In this ongoing process of rules improvement and development, a small ‘engine maintenance’ team is required to monitor what is going on, make adjustments and develop the rule-set in order to meet the changing needs of the business and the changing risk environment. We have already mentioned new risk factors but what about revisions to the schedule of routine evidence requirements or a new application form wording? The rules in the automated system need to be updated.

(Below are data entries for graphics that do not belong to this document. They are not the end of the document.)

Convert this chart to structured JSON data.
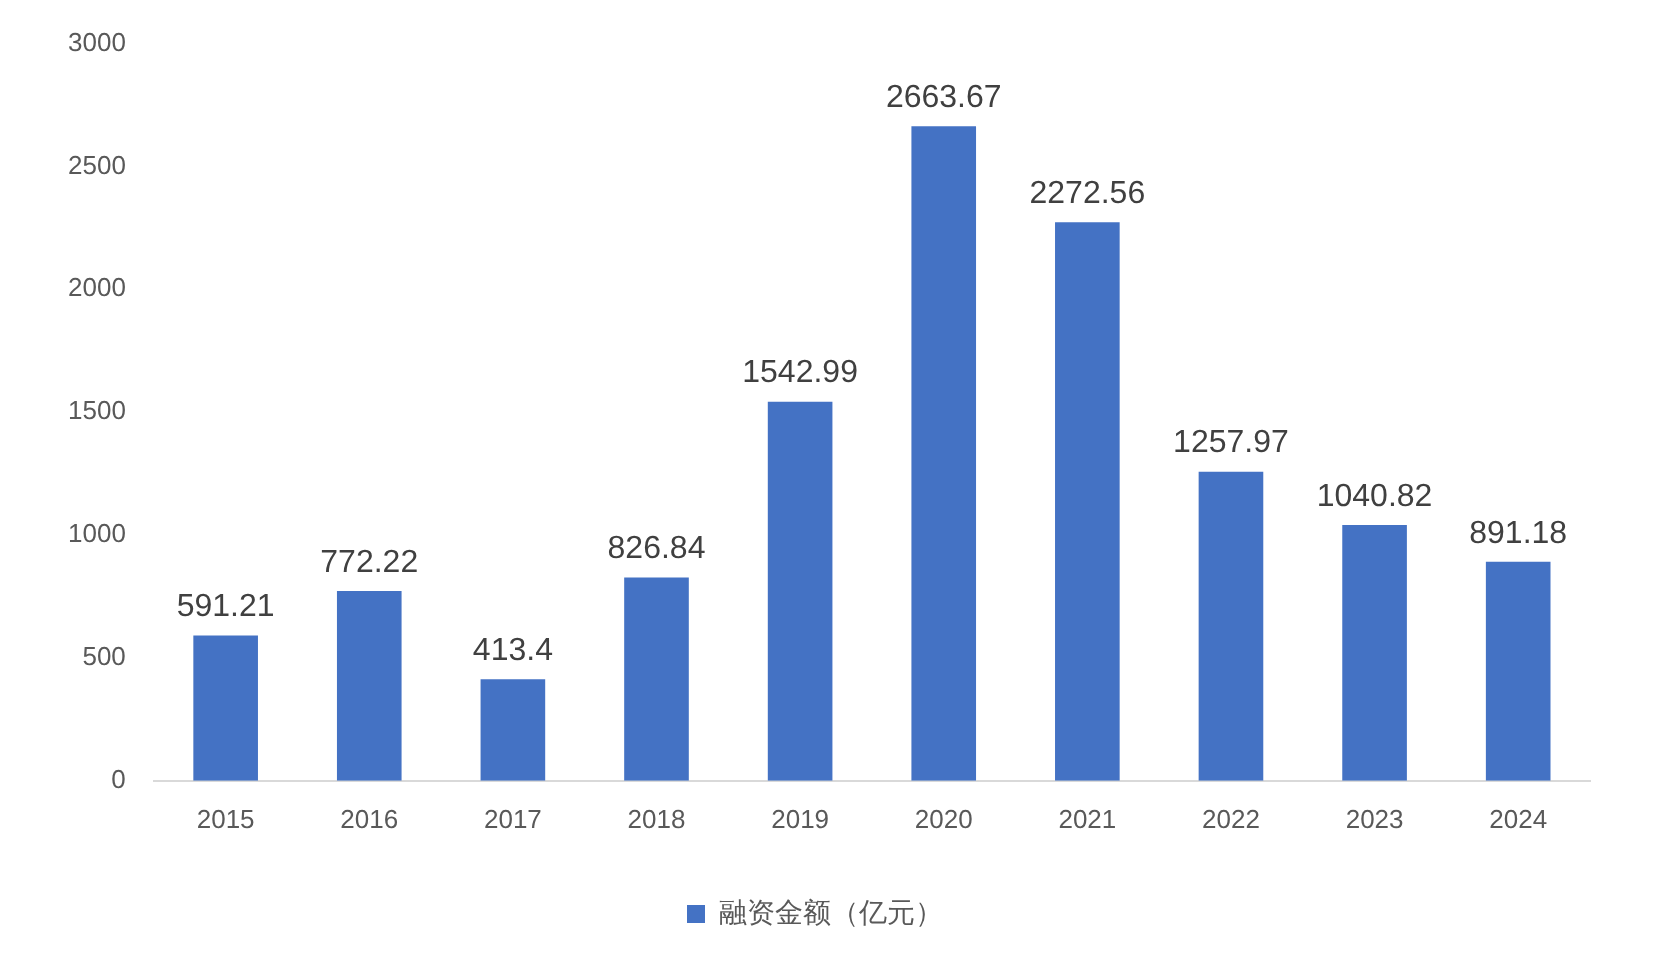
{
  "chart_data": {
    "type": "bar",
    "categories": [
      "2015",
      "2016",
      "2017",
      "2018",
      "2019",
      "2020",
      "2021",
      "2022",
      "2023",
      "2024"
    ],
    "series": [
      {
        "name": "融资金额（亿元）",
        "color": "#4472c4",
        "values": [
          591.21,
          772.22,
          413.4,
          826.84,
          1542.99,
          2663.67,
          2272.56,
          1257.97,
          1040.82,
          891.18
        ]
      }
    ],
    "ylim": [
      0,
      3000
    ],
    "yticks": [
      0,
      500,
      1000,
      1500,
      2000,
      2500,
      3000
    ],
    "grid": false,
    "legend": "bottom",
    "data_labels": true
  }
}
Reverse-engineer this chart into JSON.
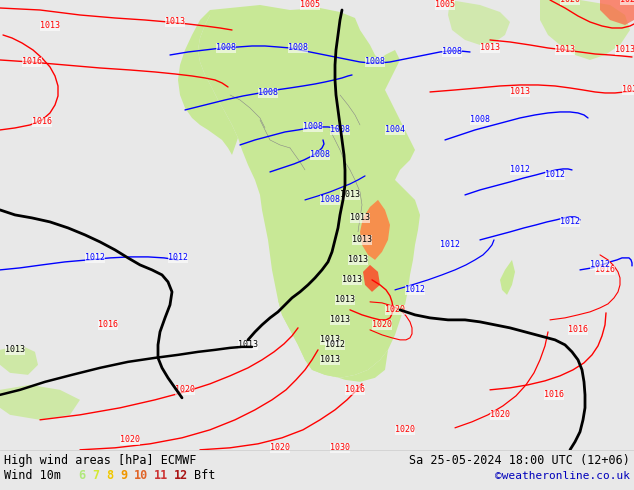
{
  "title_left": "High wind areas [hPa] ECMWF",
  "title_right": "Sa 25-05-2024 18:00 UTC (12+06)",
  "legend_label": "Wind 10m",
  "legend_bft": [
    "6",
    "7",
    "8",
    "9",
    "10",
    "11",
    "12"
  ],
  "legend_bft_colors": [
    "#b0e87a",
    "#d4e832",
    "#f0c800",
    "#f09600",
    "#e06428",
    "#cc3232",
    "#aa1414"
  ],
  "legend_bft_label_color": "#000000",
  "copyright": "©weatheronline.co.uk",
  "bg_color": "#e8e8e8",
  "map_bg_color": "#e8e8e8",
  "bottom_bar_color": "#ffffff",
  "text_color": "#000000",
  "title_fontsize": 8.5,
  "legend_fontsize": 8.5,
  "copyright_color": "#0000bb",
  "map_xlim": [
    0,
    634
  ],
  "map_ylim": [
    0,
    450
  ]
}
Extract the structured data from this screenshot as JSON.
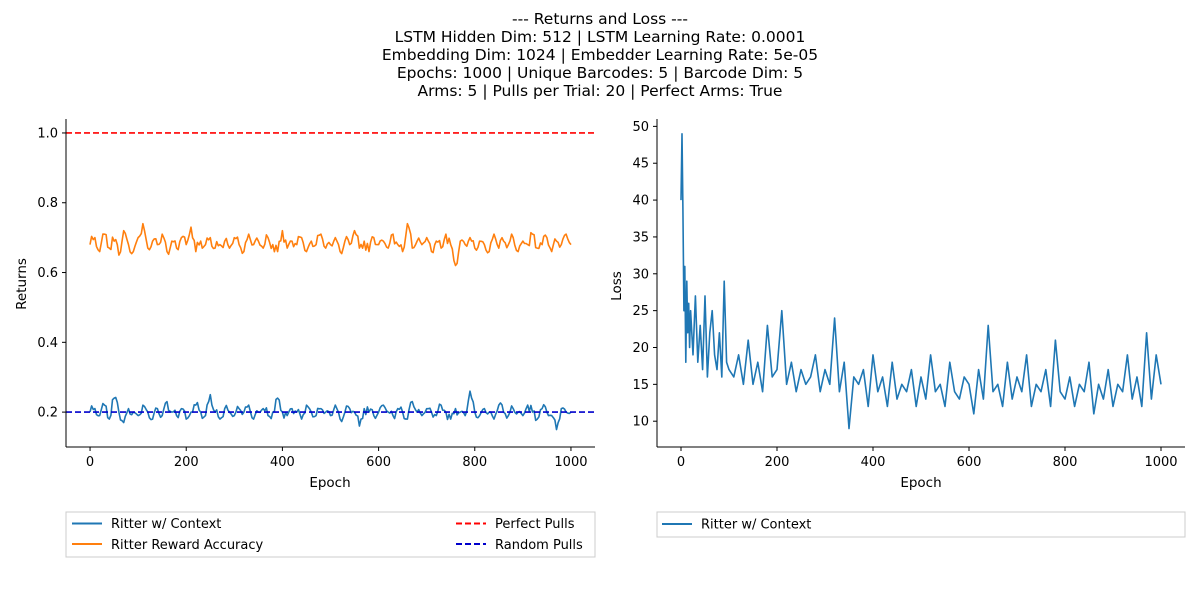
{
  "figure": {
    "title_lines": [
      "--- Returns and Loss ---",
      "LSTM Hidden Dim: 512 | LSTM Learning Rate: 0.0001",
      "Embedding Dim: 1024 | Embedder Learning Rate: 5e-05",
      "Epochs: 1000 | Unique Barcodes: 5 | Barcode Dim: 5",
      "Arms: 5 | Pulls per Trial: 20 | Perfect Arms: True"
    ]
  },
  "chart_data": [
    {
      "type": "line",
      "xlabel": "Epoch",
      "ylabel": "Returns",
      "xlim": [
        -50,
        1050
      ],
      "ylim": [
        0.1,
        1.04
      ],
      "xticks": [
        0,
        200,
        400,
        600,
        800,
        1000
      ],
      "xtick_labels": [
        "0",
        "200",
        "400",
        "600",
        "800",
        "1000"
      ],
      "yticks": [
        0.2,
        0.4,
        0.6,
        0.8,
        1.0
      ],
      "ytick_labels": [
        "0.2",
        "0.4",
        "0.6",
        "0.8",
        "1.0"
      ],
      "grid": false,
      "legend_position": "below-plot",
      "series": [
        {
          "name": "Ritter w/ Context",
          "color": "#1f77b4",
          "style": "solid",
          "x_range": [
            0,
            1000
          ],
          "summary": {
            "mean": 0.198,
            "min": 0.15,
            "max": 0.262
          },
          "values": [
            0.2,
            0.21,
            0.19,
            0.22,
            0.18,
            0.24,
            0.2,
            0.17,
            0.21,
            0.2,
            0.19,
            0.22,
            0.2,
            0.18,
            0.21,
            0.19,
            0.23,
            0.2,
            0.19,
            0.21,
            0.18,
            0.2,
            0.22,
            0.2,
            0.19,
            0.25,
            0.2,
            0.18,
            0.21,
            0.2,
            0.19,
            0.21,
            0.2,
            0.22,
            0.18,
            0.2,
            0.21,
            0.19,
            0.2,
            0.24,
            0.2,
            0.19,
            0.21,
            0.2,
            0.18,
            0.22,
            0.2,
            0.19,
            0.21,
            0.2,
            0.19,
            0.22,
            0.18,
            0.2,
            0.21,
            0.2,
            0.16,
            0.21,
            0.2,
            0.19,
            0.2,
            0.22,
            0.2,
            0.19,
            0.21,
            0.2,
            0.18,
            0.23,
            0.2,
            0.19,
            0.21,
            0.2,
            0.19,
            0.22,
            0.2,
            0.18,
            0.21,
            0.2,
            0.19,
            0.26,
            0.2,
            0.19,
            0.21,
            0.2,
            0.18,
            0.22,
            0.2,
            0.19,
            0.21,
            0.2,
            0.19,
            0.22,
            0.2,
            0.18,
            0.21,
            0.2,
            0.19,
            0.15,
            0.21,
            0.2,
            0.2
          ]
        },
        {
          "name": "Ritter Reward Accuracy",
          "color": "#ff7f0e",
          "style": "solid",
          "x_range": [
            0,
            1000
          ],
          "summary": {
            "mean": 0.68,
            "min": 0.62,
            "max": 0.75
          },
          "values": [
            0.68,
            0.7,
            0.66,
            0.71,
            0.67,
            0.69,
            0.65,
            0.72,
            0.68,
            0.66,
            0.7,
            0.74,
            0.67,
            0.69,
            0.68,
            0.71,
            0.66,
            0.69,
            0.67,
            0.7,
            0.68,
            0.73,
            0.66,
            0.69,
            0.68,
            0.7,
            0.67,
            0.68,
            0.69,
            0.67,
            0.7,
            0.68,
            0.66,
            0.71,
            0.68,
            0.69,
            0.67,
            0.7,
            0.68,
            0.66,
            0.72,
            0.67,
            0.69,
            0.68,
            0.7,
            0.66,
            0.69,
            0.68,
            0.71,
            0.67,
            0.68,
            0.7,
            0.66,
            0.69,
            0.68,
            0.72,
            0.67,
            0.69,
            0.66,
            0.7,
            0.68,
            0.69,
            0.67,
            0.71,
            0.68,
            0.66,
            0.74,
            0.67,
            0.69,
            0.68,
            0.7,
            0.66,
            0.69,
            0.67,
            0.71,
            0.68,
            0.62,
            0.69,
            0.68,
            0.7,
            0.67,
            0.69,
            0.68,
            0.66,
            0.71,
            0.67,
            0.69,
            0.68,
            0.7,
            0.66,
            0.69,
            0.68,
            0.71,
            0.67,
            0.68,
            0.7,
            0.66,
            0.69,
            0.68,
            0.71,
            0.68
          ]
        },
        {
          "name": "Perfect Pulls",
          "color": "#ff0000",
          "style": "dashed",
          "constant": 1.0
        },
        {
          "name": "Random Pulls",
          "color": "#0000cc",
          "style": "dashed",
          "constant": 0.2
        }
      ]
    },
    {
      "type": "line",
      "xlabel": "Epoch",
      "ylabel": "Loss",
      "xlim": [
        -50,
        1050
      ],
      "ylim": [
        6.5,
        51
      ],
      "xticks": [
        0,
        200,
        400,
        600,
        800,
        1000
      ],
      "xtick_labels": [
        "0",
        "200",
        "400",
        "600",
        "800",
        "1000"
      ],
      "yticks": [
        10,
        15,
        20,
        25,
        30,
        35,
        40,
        45,
        50
      ],
      "ytick_labels": [
        "10",
        "15",
        "20",
        "25",
        "30",
        "35",
        "40",
        "45",
        "50"
      ],
      "grid": false,
      "legend_position": "below-plot",
      "series": [
        {
          "name": "Ritter w/ Context",
          "color": "#1f77b4",
          "style": "solid",
          "x": [
            0,
            2,
            4,
            6,
            8,
            10,
            12,
            14,
            16,
            18,
            20,
            25,
            30,
            35,
            40,
            45,
            50,
            55,
            60,
            65,
            70,
            75,
            80,
            85,
            90,
            95,
            100,
            110,
            120,
            130,
            140,
            150,
            160,
            170,
            180,
            190,
            200,
            210,
            220,
            230,
            240,
            250,
            260,
            270,
            280,
            290,
            300,
            310,
            320,
            330,
            340,
            350,
            360,
            370,
            380,
            390,
            400,
            410,
            420,
            430,
            440,
            450,
            460,
            470,
            480,
            490,
            500,
            510,
            520,
            530,
            540,
            550,
            560,
            570,
            580,
            590,
            600,
            610,
            620,
            630,
            640,
            650,
            660,
            670,
            680,
            690,
            700,
            710,
            720,
            730,
            740,
            750,
            760,
            770,
            780,
            790,
            800,
            810,
            820,
            830,
            840,
            850,
            860,
            870,
            880,
            890,
            900,
            910,
            920,
            930,
            940,
            950,
            960,
            970,
            980,
            990,
            1000
          ],
          "values": [
            40,
            49,
            39,
            25,
            31,
            18,
            29,
            22,
            26,
            20,
            25,
            19,
            27,
            18,
            23,
            17,
            27,
            16,
            22,
            25,
            19,
            17,
            22,
            16,
            29,
            18,
            17,
            16,
            19,
            15,
            21,
            15,
            18,
            14,
            23,
            16,
            17,
            25,
            15,
            18,
            14,
            17,
            15,
            16,
            19,
            14,
            17,
            15,
            24,
            14,
            18,
            9,
            16,
            15,
            17,
            12,
            19,
            14,
            16,
            12,
            18,
            13,
            15,
            14,
            17,
            12,
            16,
            13,
            19,
            14,
            15,
            12,
            18,
            14,
            13,
            16,
            15,
            11,
            17,
            13,
            23,
            14,
            15,
            12,
            18,
            13,
            16,
            14,
            19,
            12,
            15,
            14,
            17,
            12,
            21,
            14,
            13,
            16,
            12,
            15,
            14,
            18,
            11,
            15,
            13,
            17,
            12,
            15,
            14,
            19,
            13,
            16,
            12,
            22,
            13,
            19,
            15
          ]
        }
      ]
    }
  ]
}
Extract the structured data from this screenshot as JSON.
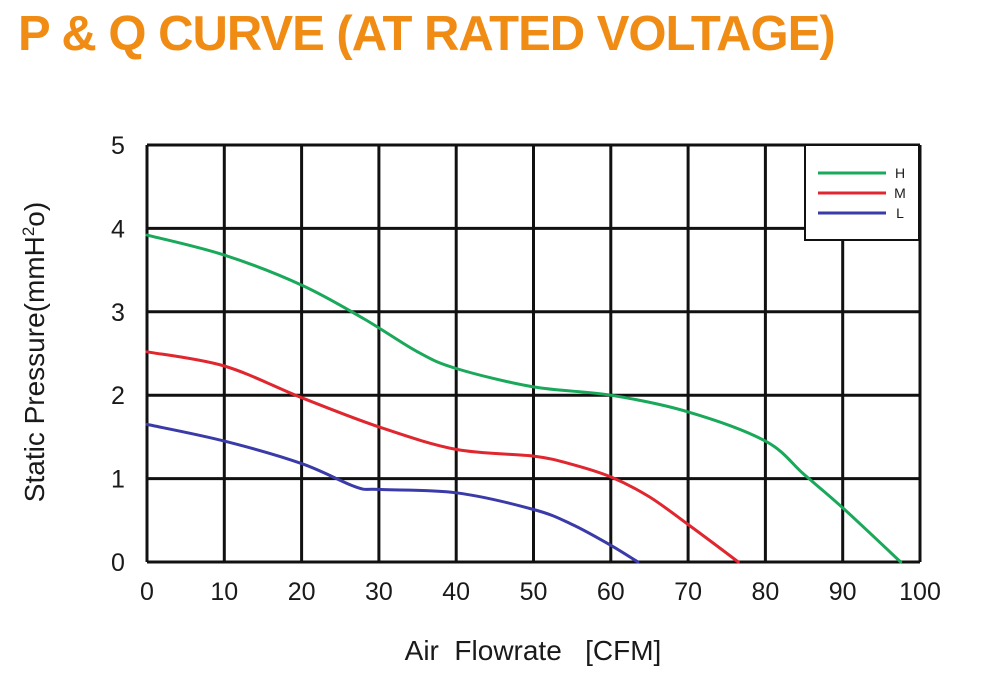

Being a member of the rules team is a specialist role, and an interesting one. Not all underwriters have the ability to ‘think rules’ and be able to construct rules that are well worded in language that makes sense to ordinary consumers, and reach the right answers as quickly as possible. And these team members need to have a desire for constant improvement and maybe a lack of contentment with the ‘status quo’. It is potentially a varied role too, with contact with the many stakeholders in the rules and their outcomes, from sales managers through to product and corporate actuaries. Team head is not small role within the underwriting department either, given that automated processing is or will be the dominant method of risk triage and pricing – there’s a lot riding on the engine’s success.

So, there is more to underwriting automation than getting an engine, building a rule-set and deploying it. Remember: ‘launch and leave’ just isn’t an option.